Rachelle thinks “science” is the key word. “It seems to me that voice science seeks to bring order to the chaos of modern voice teaching, which in turn feeds that ‘touchy feely’ world of personality cult teaching that has dominated for the past 75 years.” Of course, old-school teachers were also interested in anatomy (remember Garcia dropping a small mirror down his throat?), but BCBC and Haus seem to agree that the ears are the most important tool. Clearly voice scientists need to be studying great singing and not just five random singers going into a studio to record the C above middle C on various vowels.

And yet, technology has been useful in tracing the increasing slowness of singers’ vibratos. Crutchfield points out that “the average rate has fallen from about 6.7 cycles per second to about 5.5. And vibrato on high notes used to be same-or-faster compared to the rest of the voice, while now they are same-or-slower. So, science is helpful there, because it can give us a fact in place of a suspicion, and that might provide a spur to action.”

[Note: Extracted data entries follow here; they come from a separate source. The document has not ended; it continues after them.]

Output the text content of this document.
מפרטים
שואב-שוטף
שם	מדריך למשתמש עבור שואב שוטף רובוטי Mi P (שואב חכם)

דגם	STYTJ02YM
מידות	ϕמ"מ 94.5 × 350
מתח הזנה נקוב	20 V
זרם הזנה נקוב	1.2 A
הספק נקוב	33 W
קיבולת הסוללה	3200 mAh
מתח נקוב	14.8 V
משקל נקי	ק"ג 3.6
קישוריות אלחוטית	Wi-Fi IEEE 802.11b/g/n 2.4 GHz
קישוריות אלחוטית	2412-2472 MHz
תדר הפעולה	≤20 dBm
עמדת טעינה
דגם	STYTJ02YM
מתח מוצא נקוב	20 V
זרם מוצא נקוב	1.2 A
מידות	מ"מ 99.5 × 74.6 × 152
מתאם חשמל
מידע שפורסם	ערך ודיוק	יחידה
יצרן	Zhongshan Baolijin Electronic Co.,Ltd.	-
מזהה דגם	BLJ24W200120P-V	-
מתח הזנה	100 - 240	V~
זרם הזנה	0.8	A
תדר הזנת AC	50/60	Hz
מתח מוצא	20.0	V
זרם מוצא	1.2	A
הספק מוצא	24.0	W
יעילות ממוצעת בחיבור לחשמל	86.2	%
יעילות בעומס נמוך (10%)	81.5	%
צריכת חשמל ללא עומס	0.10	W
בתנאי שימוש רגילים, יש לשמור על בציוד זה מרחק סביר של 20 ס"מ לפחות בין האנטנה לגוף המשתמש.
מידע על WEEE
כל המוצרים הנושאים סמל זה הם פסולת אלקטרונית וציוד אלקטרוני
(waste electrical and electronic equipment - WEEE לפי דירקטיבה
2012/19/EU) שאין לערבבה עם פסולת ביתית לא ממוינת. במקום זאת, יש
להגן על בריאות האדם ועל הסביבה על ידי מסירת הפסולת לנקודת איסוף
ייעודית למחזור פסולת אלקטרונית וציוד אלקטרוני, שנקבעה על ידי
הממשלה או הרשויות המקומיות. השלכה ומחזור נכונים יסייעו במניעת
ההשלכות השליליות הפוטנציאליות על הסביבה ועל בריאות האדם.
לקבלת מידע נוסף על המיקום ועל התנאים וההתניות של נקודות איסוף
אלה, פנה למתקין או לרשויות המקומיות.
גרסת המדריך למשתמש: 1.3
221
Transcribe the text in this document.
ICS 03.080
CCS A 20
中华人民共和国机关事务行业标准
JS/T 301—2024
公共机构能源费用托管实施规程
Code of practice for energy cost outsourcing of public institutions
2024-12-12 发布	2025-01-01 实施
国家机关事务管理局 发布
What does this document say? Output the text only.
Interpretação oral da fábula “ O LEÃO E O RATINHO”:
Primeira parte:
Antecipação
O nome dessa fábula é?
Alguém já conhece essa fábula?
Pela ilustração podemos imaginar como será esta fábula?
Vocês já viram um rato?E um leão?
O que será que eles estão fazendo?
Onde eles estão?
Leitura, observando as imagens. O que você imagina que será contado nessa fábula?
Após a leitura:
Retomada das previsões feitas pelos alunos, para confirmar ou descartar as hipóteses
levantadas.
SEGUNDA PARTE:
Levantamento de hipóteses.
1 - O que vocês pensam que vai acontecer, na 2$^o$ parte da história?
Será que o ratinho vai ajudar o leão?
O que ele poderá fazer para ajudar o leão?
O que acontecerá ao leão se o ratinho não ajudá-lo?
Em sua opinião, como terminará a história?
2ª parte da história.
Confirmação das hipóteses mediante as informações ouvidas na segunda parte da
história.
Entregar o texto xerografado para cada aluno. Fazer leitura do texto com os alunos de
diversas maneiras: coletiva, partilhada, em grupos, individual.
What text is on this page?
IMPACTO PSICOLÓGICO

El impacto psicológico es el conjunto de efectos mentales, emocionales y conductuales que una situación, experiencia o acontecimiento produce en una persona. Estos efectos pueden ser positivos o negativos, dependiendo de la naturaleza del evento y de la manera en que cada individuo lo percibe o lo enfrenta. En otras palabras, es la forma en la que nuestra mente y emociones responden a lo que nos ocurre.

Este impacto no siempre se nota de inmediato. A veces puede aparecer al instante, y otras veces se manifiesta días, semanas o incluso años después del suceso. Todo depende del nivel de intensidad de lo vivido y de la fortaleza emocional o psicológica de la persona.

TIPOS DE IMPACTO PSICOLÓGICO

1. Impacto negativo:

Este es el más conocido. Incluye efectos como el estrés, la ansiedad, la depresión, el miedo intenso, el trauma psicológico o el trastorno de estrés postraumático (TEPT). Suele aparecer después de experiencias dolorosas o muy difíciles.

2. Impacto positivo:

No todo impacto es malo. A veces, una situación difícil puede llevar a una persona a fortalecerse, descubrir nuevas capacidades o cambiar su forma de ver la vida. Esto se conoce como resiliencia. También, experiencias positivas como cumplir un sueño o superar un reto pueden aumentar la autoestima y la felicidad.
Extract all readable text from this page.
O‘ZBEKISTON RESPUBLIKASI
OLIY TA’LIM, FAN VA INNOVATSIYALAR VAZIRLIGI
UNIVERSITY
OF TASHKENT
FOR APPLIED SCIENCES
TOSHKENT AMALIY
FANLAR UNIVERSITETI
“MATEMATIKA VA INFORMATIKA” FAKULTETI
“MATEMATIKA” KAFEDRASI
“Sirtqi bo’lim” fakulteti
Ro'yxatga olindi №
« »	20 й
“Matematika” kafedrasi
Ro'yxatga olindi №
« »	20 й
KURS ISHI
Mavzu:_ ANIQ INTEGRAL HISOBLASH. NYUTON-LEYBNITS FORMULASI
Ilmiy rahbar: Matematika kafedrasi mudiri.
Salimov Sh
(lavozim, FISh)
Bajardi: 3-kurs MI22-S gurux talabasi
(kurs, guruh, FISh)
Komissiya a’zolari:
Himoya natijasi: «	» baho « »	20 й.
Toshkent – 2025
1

He insists that “sluggish vibrato” goes hand in hand with “off-the-voice piano,” “darkened vowels,” “underdevelopment of chest voice,” “scooping into the pitch,” and “unintended local diminuendos” as general markers of a move from greater to lesser laryngeal energization. It’s only a slight oversimplification of that to qualify it as “a move away from opera singing and towards laid-back mic singing.” Sounds disturbingly like Rachelle’s “new style opera house.”

The OPERA America session made clear that both Haus and BCBC are trying to bring back the musical and aesthetic values of the past. Complaining about wobbly sopranos currently singing at the Met is one thing but, as Derrick pointed out, this year at the Met competition all the women used chest voice properly and there was no choppy coloratura. But does this represent the current state of vocal training? The taste of the judges this year? Or is it just random?

These are passionate, driven artists and they are preaching to my choir. They are on a mission, and they want to educate the listening public. Haus can be both endearing – in his pride that his students are “making efforts toward returning theatrical Italianate singing to the center of the operatic aesthetic in the 21st century” – and delightfully obnoxious – “my brand is unapologetic, it is uncompromising, it is convicted, it is unmistakable, and it is CONTROVERSIAL because it is AUTHENTIC.” He goes on, “I refuse to make art on someone else’s terms.”

But to ensure a future for solid artistry, developing a public capable of listening critically is the fundamental other side of this equation. “The single most important task towards achieving great singing,” Rachelle points out, “is bringing together people in discussion and exploration of the essence of great singing. We are living in a world where singers are singing on our largest stages with basic technical deficiencies because they have not been rigorously instructed. And as a result, the standards to which they are held in our industry are ever being lowered. It is time to raise the bar and renew our commitment to excellence.”